Question about q-value for alpha diversity

Hello,

I am working to interpret the q-values for alpha group significance tests. I found this post that explains that the test is Benjamini Hochberg, but I'm unclear what the chosen FDR is to calculate the critical value. The SciPy page for multiple testing says "e.g. 0.1". Is this the default and was it used in Q2?

Additionally (from my understanding of BH) you find the largest p-value smaller than the critical value (while sorted) and anything above it (i.e. smaller) is considered significant. Should I be resorting the resulting pairwise tables on p-value (smallest to largest) and comparing the q-value to find which comparisons are significant?
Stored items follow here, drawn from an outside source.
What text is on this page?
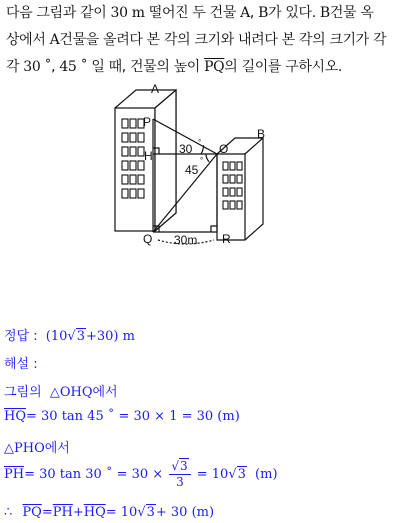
다음 그림과 같이 30 m 떨어진 두 건물 A, B가 있다. B건물 옥
상에서 A건물을 올려다 본 각의 크기와 내려다 본 각의 크기가 각
각 30 ˚, 45 ˚ 일 때, 건물의 높이 $\overline{PQ}$의 길이를 구하시오.
A
B
P
O
H
Q	R
30 °
45
°
30m
정답 : (10√3+30) m
해설 :
그림의 △OHQ에서
$\overline{HQ}= 30$ tan 45 ˚ = 30 × 1 = 30 (m)
△PHO에서
$\overline{PH}= 30$ tan 30 ˚ = $30 \times \frac{√3}{3} = 10√3$ (m)
∴ $\overline{PQ}=\overline{PH}+\overline{HQ}= 10√3+ 30$ (m)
I've attached an output from observed features calculation to try an explain what I'm referring to.

obs_feat_kruskal-wallis-pairwise-Cohort.csv (1.7 KB)

Thanks,
Samantha

Hi @saatkinson,

QIIME 2 using the statsmodels multicompare under the hood which by default sets their p-value to 0.05. However, I’m not sure how many people rely on that sorted critical value; the underlying code simply pulls out the adjusted p-values and ignores the automatically calculated threshold.

My personal inclination is to be somewhat conservative if the univariate test is your final alpha diversity test; I tend to be a bit more permissive when I’m using it for metadata selection to feed into an adjusted model.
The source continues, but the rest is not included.